A la veille du long processus électoral de 2010, le Burundi comptait, situation surréaliste, 43 partis politiques légalement enregistrés et par conséquent légitimement désireux d’exercer le pouvoir. Après les élections, la fragmentation des partis politiques continue. Elle provoque une situation chaotique marquée par des exclusions, des anathèmes et des procès en sorcellerie. Cette situation aboutit ainsi à l’atomisation extrême des partis politiques et à leur « Nyakurisation ». Au point qu’il faudra bientôt un microscope géant pour repérer certains partis politiques dans le paysage burundais.
Le conflit politique actuel est d’ailleurs aggravé par la fragilisation des partis politiques de l’opposition par le pouvoir actuel, lequel se prive, du coup, d’interlocuteurs responsables et respectés. En fait, tous les ingrédients semblent aujourd’hui réunis pour achever une concentration excessive des pouvoirs entre les mains d’un parti unique autour duquel graviteront des formations politiques satellites dépourvus d’assise populaire véritable.
L’UPRONA, à titre d’exemple, déchirée par un conflit entre factions rivales, est atteinte par l’épidémie qui frappe régulièrement les formations politiques burundaises. Si la guerre des courants au sein de ce parti ne se calme pas, si, malgré la pertinence et la légitimité supposées des critiques adressées à la direction de ce parti par ses adversaires, la durée légale du mandat de celle-ci n’était pas respectée, il est à craindre que ces querelles de courants antagonistes aboutissent à l’affaiblissement définitif de ce parti et privent le pays d’une politique alternative crédible et d’une l’alternance démocratique possible lors des échéances électorales futures.
En réalité, toutes les formations politiques au Burundi vivent, depuis plusieurs années, sous la menace permanente de mini coups d’Etat internes, parfois suscités et encouragés par les pouvoirs successifs. Cette instabilité constitue une fragilité typique de la démocratie burundaise.

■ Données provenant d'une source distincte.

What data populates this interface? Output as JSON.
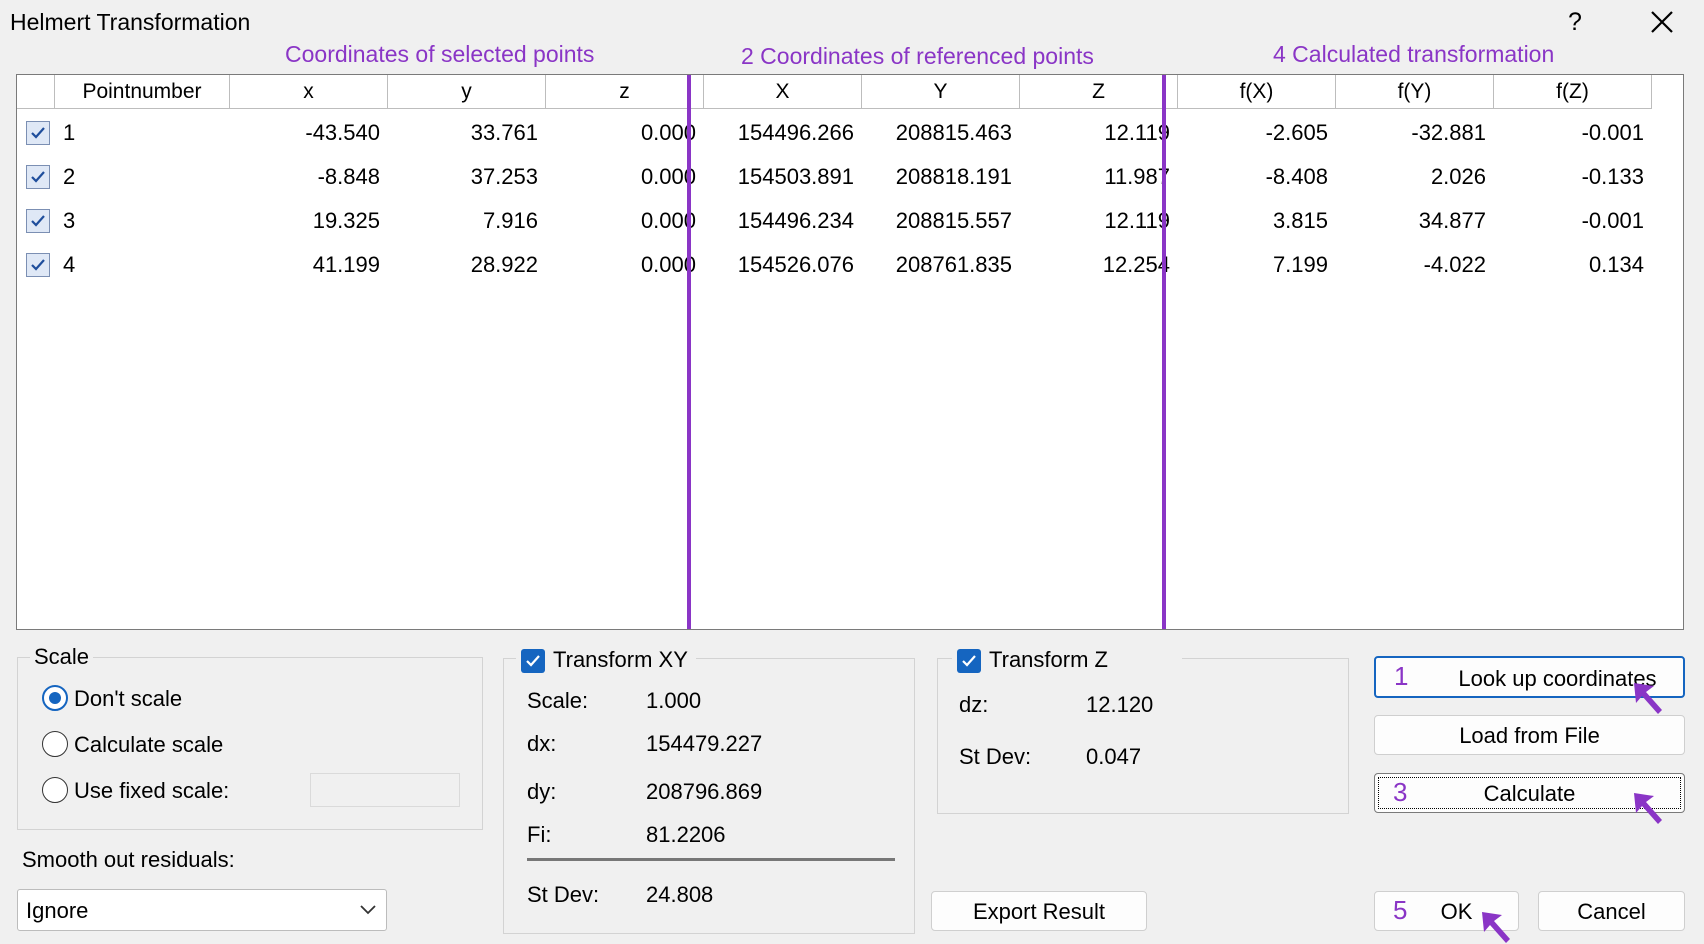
{
  "window": {
    "title": "Helmert Transformation",
    "help": "?"
  },
  "annotations": {
    "selected": "Coordinates of selected points",
    "referenced": "2 Coordinates of referenced points",
    "calculated": "4 Calculated transformation"
  },
  "grid": {
    "headers": [
      "Pointnumber",
      "x",
      "y",
      "z",
      "X",
      "Y",
      "Z",
      "f(X)",
      "f(Y)",
      "f(Z)"
    ],
    "rows": [
      {
        "checked": true,
        "num": "1",
        "x": "-43.540",
        "y": "33.761",
        "z": "0.000",
        "X": "154496.266",
        "Y": "208815.463",
        "Z": "12.119",
        "fX": "-2.605",
        "fY": "-32.881",
        "fZ": "-0.001"
      },
      {
        "checked": true,
        "num": "2",
        "x": "-8.848",
        "y": "37.253",
        "z": "0.000",
        "X": "154503.891",
        "Y": "208818.191",
        "Z": "11.987",
        "fX": "-8.408",
        "fY": "2.026",
        "fZ": "-0.133"
      },
      {
        "checked": true,
        "num": "3",
        "x": "19.325",
        "y": "7.916",
        "z": "0.000",
        "X": "154496.234",
        "Y": "208815.557",
        "Z": "12.119",
        "fX": "3.815",
        "fY": "34.877",
        "fZ": "-0.001"
      },
      {
        "checked": true,
        "num": "4",
        "x": "41.199",
        "y": "28.922",
        "z": "0.000",
        "X": "154526.076",
        "Y": "208761.835",
        "Z": "12.254",
        "fX": "7.199",
        "fY": "-4.022",
        "fZ": "0.134"
      }
    ]
  },
  "scale": {
    "label": "Scale",
    "options": [
      "Don't scale",
      "Calculate scale",
      "Use fixed scale:"
    ],
    "selected": "Don't scale",
    "fixed_value": ""
  },
  "smooth": {
    "label": "Smooth out residuals:",
    "value": "Ignore"
  },
  "transformXY": {
    "label": "Transform XY",
    "checked": true,
    "scale_label": "Scale:",
    "scale": "1.000",
    "dx_label": "dx:",
    "dx": "154479.227",
    "dy_label": "dy:",
    "dy": "208796.869",
    "fi_label": "Fi:",
    "fi": "81.2206",
    "stdev_label": "St Dev:",
    "stdev": "24.808"
  },
  "transformZ": {
    "label": "Transform Z",
    "checked": true,
    "dz_label": "dz:",
    "dz": "12.120",
    "stdev_label": "St Dev:",
    "stdev": "0.047"
  },
  "buttons": {
    "lookup": {
      "step": "1",
      "label": "Look up coordinates"
    },
    "load": {
      "label": "Load from File"
    },
    "calculate": {
      "step": "3",
      "label": "Calculate"
    },
    "export": {
      "label": "Export Result"
    },
    "ok": {
      "step": "5",
      "label": "OK"
    },
    "cancel": {
      "label": "Cancel"
    }
  },
  "colors": {
    "annotation": "#8a35c6",
    "accent": "#1565c0"
  }
}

Les propos de M. Manassé Nzobonimpa ravivent cette fragilité quand le député évoque l’option de la rébellion et du coup d’Etat pour améliorer la gouvernance au Burundi. Au parlementaire de la Communauté Est-Africaine, à toutes les formations politiques, à tous les Burundais qui oublient trop rapidement les leçons tragiques de l’histoire du pays, il convient de rappeler la célèbre sagesse de Jean de La Fontaine : « Patience et longueur de temps font plus que force ni que rage. »
Le match jusqu’à la fin du temps réglementaire !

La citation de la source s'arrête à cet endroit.